You can see it happening in China right now (which also culturally has a preference for lighter skin), as the last few decades of infrastructure build-up have led to a new generation whose parents are lower-class farmers but who are themselves middle-class white-collar workers. My hypothesis would predict a lower birth-rate among this cohort, while the previous generation's birth rate remains high.

Here is the evolution of the share of blue collar/white collar jobs [0] vs the evolution of fertility rate [1]. I am curious to hear your conclusions from that !

[0] https://publishing.cdlib.org/ucpressebooks/view?docId=ft1580...

[1] https://www.researchgate.net/figure/Historical-Trend-in-US-T...

Isn't it a common phenomenon that smarter people have fewer children? Once you achieve high education people are more strategic about when, or if, to have children and how many.
> There is absolutely no way some translucent face painting does that.

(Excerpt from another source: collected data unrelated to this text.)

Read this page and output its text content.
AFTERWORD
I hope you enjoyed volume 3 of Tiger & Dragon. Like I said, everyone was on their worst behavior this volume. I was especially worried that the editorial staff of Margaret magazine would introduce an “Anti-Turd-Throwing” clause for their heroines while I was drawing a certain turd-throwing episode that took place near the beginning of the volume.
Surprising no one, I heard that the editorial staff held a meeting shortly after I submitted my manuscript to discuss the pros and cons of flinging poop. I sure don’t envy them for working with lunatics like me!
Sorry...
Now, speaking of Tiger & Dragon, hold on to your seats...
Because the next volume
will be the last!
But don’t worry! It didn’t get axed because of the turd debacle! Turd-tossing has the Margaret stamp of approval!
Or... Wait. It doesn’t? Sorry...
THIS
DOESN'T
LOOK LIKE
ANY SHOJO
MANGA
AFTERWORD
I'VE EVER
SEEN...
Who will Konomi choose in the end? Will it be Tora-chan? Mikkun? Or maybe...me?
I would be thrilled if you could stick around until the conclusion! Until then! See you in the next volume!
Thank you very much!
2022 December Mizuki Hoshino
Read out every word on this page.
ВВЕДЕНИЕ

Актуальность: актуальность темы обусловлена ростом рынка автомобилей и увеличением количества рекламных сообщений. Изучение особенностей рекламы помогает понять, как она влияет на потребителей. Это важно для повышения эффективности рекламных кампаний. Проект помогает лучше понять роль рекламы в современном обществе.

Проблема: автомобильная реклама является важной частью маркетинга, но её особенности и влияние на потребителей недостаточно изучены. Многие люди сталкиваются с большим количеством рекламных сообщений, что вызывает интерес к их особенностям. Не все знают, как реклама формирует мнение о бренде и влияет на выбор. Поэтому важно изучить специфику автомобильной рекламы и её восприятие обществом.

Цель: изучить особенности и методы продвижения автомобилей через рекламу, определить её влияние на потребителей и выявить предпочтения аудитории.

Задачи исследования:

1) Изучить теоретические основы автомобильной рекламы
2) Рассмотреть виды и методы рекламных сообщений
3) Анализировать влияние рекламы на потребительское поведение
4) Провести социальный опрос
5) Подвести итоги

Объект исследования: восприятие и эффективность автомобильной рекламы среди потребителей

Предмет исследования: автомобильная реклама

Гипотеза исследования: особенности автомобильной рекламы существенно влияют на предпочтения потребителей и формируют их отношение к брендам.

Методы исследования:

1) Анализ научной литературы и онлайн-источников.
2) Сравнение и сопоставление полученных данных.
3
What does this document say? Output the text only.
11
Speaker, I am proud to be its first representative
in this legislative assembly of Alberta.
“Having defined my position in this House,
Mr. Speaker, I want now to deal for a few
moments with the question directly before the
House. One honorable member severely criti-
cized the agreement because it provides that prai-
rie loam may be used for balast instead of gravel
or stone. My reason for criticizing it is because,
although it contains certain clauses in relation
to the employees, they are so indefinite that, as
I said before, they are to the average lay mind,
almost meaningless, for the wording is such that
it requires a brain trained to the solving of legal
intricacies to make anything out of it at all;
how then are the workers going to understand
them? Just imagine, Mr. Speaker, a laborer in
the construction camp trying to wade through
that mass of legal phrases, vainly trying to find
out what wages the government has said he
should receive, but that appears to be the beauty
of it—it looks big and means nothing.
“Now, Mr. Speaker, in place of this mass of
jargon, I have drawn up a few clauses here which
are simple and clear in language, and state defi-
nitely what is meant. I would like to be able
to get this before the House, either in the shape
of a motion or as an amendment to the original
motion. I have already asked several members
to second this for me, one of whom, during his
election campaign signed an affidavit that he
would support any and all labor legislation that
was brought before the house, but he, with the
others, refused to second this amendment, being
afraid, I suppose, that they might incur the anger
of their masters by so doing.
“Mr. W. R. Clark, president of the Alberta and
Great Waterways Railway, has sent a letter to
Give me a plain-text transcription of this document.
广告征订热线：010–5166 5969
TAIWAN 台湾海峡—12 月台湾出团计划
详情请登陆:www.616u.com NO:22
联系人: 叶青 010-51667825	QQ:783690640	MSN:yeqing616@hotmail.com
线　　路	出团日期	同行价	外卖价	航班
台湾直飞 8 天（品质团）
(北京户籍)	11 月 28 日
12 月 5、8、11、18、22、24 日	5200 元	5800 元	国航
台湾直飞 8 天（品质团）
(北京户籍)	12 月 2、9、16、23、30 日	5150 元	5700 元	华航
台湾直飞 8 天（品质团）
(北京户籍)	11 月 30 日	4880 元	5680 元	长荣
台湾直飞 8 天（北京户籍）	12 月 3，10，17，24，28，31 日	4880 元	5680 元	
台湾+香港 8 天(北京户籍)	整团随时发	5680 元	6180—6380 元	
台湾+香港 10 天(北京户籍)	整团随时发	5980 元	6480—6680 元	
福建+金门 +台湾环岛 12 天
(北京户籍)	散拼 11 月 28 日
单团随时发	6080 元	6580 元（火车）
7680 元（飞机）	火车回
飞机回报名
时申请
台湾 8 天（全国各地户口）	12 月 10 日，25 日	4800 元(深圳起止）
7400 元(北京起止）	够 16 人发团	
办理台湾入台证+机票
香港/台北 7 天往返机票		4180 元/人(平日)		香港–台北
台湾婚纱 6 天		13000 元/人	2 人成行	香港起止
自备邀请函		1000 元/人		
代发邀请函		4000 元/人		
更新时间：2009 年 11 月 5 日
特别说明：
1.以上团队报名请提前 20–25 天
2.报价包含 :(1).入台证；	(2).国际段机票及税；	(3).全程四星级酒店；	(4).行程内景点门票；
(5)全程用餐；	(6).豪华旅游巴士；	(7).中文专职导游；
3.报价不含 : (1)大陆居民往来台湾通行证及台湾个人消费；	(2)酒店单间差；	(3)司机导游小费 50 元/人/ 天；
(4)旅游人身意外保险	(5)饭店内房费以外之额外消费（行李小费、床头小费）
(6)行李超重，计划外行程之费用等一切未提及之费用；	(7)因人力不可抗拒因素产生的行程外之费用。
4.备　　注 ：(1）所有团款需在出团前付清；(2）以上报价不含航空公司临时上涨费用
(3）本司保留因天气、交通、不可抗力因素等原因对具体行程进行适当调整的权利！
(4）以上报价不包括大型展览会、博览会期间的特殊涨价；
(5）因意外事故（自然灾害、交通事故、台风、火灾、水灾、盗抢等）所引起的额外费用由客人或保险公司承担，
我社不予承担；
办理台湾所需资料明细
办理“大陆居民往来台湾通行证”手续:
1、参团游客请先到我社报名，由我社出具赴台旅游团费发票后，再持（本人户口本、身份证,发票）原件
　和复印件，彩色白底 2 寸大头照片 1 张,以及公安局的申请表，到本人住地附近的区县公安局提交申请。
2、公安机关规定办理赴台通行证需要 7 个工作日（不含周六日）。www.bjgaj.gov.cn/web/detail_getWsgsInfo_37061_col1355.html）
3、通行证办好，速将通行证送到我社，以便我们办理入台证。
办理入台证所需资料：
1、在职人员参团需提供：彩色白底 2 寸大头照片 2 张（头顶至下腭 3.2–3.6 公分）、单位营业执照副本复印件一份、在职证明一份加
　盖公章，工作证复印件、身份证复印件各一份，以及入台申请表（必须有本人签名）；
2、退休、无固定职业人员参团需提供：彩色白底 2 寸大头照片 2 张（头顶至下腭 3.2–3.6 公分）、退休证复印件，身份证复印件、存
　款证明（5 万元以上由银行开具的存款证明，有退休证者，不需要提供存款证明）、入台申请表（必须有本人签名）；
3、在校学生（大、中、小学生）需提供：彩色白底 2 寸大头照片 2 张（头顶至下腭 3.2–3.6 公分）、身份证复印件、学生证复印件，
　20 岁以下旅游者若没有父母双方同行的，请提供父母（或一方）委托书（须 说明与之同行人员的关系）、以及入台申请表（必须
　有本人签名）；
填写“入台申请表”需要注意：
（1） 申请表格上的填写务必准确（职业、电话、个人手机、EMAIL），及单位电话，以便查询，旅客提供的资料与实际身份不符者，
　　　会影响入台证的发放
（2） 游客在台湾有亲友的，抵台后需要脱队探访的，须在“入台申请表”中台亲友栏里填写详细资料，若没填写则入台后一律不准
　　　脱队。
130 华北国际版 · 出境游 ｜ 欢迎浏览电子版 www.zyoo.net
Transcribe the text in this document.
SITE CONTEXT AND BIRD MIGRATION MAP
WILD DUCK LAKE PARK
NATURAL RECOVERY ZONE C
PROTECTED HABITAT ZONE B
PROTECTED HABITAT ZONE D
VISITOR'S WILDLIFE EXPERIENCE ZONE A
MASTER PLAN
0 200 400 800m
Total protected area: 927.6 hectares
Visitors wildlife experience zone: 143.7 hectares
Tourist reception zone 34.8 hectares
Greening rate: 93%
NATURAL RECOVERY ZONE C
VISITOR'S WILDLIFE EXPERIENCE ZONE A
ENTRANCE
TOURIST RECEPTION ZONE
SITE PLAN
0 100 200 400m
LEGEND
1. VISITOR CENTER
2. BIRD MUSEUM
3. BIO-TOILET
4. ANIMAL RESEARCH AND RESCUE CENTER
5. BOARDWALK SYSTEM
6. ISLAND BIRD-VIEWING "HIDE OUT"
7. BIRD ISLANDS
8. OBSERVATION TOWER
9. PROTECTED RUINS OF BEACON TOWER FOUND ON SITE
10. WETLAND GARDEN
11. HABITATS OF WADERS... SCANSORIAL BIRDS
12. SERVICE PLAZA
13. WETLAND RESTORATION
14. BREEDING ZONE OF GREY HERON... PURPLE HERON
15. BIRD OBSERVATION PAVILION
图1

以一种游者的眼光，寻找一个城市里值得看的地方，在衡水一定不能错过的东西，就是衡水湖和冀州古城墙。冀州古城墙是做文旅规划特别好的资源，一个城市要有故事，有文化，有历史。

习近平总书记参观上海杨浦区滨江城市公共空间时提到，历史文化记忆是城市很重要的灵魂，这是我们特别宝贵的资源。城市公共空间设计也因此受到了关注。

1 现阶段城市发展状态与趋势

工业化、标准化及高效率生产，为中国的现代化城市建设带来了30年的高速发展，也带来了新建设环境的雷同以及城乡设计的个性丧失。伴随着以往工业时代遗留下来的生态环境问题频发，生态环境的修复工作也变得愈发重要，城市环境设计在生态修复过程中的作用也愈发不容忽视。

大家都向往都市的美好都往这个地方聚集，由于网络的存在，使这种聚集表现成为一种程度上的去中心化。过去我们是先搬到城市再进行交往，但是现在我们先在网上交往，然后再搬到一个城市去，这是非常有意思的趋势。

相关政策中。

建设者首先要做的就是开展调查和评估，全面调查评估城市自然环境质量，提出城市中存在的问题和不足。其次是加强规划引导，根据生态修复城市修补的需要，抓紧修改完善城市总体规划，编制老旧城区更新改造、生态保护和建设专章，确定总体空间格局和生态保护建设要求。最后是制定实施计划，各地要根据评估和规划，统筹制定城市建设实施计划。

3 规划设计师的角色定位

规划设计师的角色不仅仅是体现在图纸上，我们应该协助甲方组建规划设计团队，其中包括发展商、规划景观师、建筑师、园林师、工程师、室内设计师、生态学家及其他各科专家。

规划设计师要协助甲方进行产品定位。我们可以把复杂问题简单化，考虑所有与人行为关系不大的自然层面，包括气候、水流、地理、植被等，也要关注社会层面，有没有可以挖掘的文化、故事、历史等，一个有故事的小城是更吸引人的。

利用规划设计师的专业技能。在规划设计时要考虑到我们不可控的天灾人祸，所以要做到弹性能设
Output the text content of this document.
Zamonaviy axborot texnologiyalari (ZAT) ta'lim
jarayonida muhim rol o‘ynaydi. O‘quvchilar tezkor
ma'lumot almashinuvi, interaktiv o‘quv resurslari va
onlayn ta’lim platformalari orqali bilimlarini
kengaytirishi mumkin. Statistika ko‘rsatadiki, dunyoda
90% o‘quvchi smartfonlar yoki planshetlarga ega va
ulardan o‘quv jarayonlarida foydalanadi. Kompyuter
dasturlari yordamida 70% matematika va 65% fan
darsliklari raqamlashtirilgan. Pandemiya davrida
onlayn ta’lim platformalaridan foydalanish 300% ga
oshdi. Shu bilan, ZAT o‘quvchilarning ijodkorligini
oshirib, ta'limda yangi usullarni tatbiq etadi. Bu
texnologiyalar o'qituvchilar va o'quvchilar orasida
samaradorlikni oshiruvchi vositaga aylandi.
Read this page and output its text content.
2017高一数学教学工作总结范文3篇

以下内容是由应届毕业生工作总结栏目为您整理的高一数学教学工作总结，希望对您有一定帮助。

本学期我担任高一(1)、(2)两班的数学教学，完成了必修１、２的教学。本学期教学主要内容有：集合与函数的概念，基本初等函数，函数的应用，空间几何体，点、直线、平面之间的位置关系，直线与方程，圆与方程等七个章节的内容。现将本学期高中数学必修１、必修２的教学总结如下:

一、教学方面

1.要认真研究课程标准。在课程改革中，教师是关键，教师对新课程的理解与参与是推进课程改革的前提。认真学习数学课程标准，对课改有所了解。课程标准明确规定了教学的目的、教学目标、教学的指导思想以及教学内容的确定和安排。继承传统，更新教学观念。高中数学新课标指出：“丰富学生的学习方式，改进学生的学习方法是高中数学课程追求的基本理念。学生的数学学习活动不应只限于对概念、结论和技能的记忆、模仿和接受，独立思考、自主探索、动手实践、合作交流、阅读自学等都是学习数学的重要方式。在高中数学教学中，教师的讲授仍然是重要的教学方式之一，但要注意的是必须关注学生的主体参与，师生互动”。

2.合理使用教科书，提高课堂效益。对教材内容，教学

Wow what a dismissive comment to chemistry and cosmetics.

Just for fun, try take a pic of yourself with a UV camera (or just UV light with some phones), and you'll see it's translucent only to the visible spectrum: https://petapixel.com/2016/05/26/tiny-uv-camera-shows-youve-...

One thing I've recently become curious about, is whether the "UV pigments" in sunscreens are color-fast or not; i.e. whether getting sunscreen on clothing gradually tints the clothing darker when seen in ultraviolet, in the same way that getting throwing a non-colorfast red shirt in with your whites will gradually tint them red.
The Sun Protection Factor(SPF) is defined "a measure of the fraction of sunburn-producing UV rays that reach the skin" when applied as instructed and only over a defined period, usually 2hr[1]. That means there is twofold difference even between a pane of glass(<1% whole body) and correctly applied sunscreen(~2% for 2hr @ SPF50), before taking walls into accounts.

1: https://en.wikipedia.org/wiki/Sunscreen#Sun_protection_facto...

This. Note that even single-layer garments generally don't have a protection factor of 100. Simply being outside in warm weather will give you more UV even if you use sunscreen perfectly--and I don't believe perfect use of sunscreen happens in the real world. I don't care how well you apply it, the protection will be degraded by movement. It will be degraded even more by touching things.